The main reason we cannot directly "see" the Universe's expansion is because it happens on a very large scale over a long period of time. This means that the changes are not easily noticeable to the human eye. Additionally, the expansion is happening in all directions, so it is difficult to observe from a single vantage point.

## 3. How do scientists know that the Universe is expanding?

Scientists have used a variety of methods to gather evidence for the Universe's expansion. One of the most prominent ways is through the observation of redshift in distant galaxies. Redshift occurs when the light from an object appears to shift towards the red end of the spectrum, indicating that the object is moving away from us. This has been observed in many galaxies, providing strong evidence for the Universe's expansion.

## 4. Is the Universe's expansion constant?

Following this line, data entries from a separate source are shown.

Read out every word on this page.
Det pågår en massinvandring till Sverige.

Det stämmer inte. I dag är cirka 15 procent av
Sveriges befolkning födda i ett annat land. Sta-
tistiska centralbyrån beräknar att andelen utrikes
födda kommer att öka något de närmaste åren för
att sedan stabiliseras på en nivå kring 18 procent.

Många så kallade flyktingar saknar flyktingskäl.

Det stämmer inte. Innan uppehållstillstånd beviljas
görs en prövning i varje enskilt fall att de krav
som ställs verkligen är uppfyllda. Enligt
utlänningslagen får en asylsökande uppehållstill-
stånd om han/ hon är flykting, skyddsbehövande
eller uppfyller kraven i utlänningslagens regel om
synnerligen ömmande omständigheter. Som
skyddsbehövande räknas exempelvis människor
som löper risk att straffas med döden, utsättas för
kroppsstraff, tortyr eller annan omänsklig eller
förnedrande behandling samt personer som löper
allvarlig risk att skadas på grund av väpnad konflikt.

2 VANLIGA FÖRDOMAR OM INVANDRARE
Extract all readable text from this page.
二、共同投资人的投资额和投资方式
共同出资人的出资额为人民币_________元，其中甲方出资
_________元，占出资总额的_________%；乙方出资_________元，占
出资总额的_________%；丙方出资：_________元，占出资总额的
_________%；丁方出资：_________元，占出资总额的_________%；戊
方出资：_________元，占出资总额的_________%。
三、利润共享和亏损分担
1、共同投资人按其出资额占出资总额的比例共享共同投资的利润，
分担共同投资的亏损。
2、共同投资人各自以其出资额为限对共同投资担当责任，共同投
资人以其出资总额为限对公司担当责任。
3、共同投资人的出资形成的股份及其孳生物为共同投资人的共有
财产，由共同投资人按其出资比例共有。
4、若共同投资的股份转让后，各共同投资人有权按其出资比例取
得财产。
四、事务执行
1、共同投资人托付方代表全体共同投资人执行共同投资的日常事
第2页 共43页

While the overall expansion of the Universe is generally accepted by scientists, there is still ongoing research and debate about the rate at which it is expanding. Some studies suggest that the expansion may be accelerating, while others propose that it is slowing down. More research is needed to fully understand the dynamics of the Universe's expansion.

## 5. How does the expansion of the Universe affect our daily lives?

On a day-to-day basis, the expansion of the Universe does not have a noticeable impact on our lives. However, it is an important concept in understanding the origins and future of the Universe. The expansion also has implications for the structure and evolution of galaxies and other celestial bodies. Additionally, it plays a role in the study of dark matter and dark energy, which are still largely unknown phenomena.